Summary
Some iron ore contract renewals in Japan, impressive 1Q Chinese iron ore imports, and expectations of the impacts of stimulus packages have vastly improved market sentiment for a continued improvement in dry bulk shipping rates. This is "irrational exuberance."
Analysis
Goldman Sachs, Rio Tinto and others are publicly commenting that the worst is over for dry bulk shipping. They base their opinions on an uptick in demand and expectations for a stellar second half of 2009.
Unfortunately, the reality of supply will stifle any meaningful improvement in rates. Despite widespread talk of massive cancellations and delays, Worldyards has only been able to confirm 5% order terminations. Delays are modest as well. Second half deliveries are going to be significant, and the short-term improvements in rates has led to a substantial decrease in vessel scrapping.

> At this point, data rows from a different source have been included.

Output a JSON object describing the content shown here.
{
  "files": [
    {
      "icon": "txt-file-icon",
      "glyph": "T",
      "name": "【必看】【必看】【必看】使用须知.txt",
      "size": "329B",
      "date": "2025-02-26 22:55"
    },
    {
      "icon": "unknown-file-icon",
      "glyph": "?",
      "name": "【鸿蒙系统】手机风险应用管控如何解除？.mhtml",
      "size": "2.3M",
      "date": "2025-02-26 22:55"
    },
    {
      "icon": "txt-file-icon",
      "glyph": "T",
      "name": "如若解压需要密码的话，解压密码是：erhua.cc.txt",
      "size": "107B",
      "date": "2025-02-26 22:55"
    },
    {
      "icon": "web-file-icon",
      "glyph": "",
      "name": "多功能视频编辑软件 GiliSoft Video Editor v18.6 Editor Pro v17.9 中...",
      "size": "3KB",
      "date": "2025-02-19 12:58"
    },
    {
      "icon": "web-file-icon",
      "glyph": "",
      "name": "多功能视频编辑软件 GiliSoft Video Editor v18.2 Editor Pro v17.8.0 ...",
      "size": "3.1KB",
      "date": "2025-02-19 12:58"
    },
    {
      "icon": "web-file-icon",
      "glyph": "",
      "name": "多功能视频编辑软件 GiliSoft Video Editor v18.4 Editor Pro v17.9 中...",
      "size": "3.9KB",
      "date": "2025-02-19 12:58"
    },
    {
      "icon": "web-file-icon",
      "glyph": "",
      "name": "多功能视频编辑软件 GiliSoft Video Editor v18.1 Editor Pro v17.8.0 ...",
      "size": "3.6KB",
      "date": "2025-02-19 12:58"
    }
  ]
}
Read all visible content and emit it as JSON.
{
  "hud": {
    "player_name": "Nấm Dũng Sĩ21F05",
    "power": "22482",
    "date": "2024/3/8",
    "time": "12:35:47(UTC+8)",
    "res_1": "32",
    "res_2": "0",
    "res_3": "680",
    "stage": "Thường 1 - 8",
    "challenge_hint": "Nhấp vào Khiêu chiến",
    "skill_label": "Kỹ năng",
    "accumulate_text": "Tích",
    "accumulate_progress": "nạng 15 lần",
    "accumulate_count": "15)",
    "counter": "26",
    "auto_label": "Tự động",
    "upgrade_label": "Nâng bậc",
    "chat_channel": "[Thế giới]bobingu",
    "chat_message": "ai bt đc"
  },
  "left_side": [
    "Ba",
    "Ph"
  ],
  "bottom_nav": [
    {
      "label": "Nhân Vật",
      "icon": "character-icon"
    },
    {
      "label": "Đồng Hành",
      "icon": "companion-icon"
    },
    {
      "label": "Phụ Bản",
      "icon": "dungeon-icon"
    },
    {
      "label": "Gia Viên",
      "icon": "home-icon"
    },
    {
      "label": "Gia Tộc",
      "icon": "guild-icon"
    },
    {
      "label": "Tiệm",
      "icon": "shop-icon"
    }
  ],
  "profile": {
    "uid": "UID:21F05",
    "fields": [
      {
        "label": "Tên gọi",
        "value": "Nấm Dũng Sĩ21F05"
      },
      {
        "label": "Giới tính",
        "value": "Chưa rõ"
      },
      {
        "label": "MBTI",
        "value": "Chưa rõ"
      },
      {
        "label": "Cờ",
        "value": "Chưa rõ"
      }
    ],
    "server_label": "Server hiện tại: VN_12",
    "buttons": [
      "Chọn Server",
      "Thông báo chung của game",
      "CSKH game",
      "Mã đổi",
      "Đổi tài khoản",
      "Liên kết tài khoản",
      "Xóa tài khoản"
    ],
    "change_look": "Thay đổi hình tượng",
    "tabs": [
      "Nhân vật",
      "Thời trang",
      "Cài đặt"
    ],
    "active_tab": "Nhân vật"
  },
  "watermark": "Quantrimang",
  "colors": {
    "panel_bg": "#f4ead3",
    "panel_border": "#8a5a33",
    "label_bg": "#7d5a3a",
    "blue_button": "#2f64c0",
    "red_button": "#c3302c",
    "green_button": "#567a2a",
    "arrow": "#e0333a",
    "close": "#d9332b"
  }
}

Current spot rates are running $40k+ for Capes, $18k for Panamax and $22k for Supramax. These are historically strong rates and profitable for virtually every owner. Given the current market sentiment, we may even see the $50k level reached for short periods in the coming months. However, this short term euphoria will not last into 4Q09 and will not benefit most public equities due to limited exposure to the spot market.
The 2009/2010 delivery book was unsustainable even before the economic crisis. There is no realistic demand scenario that will change that picture.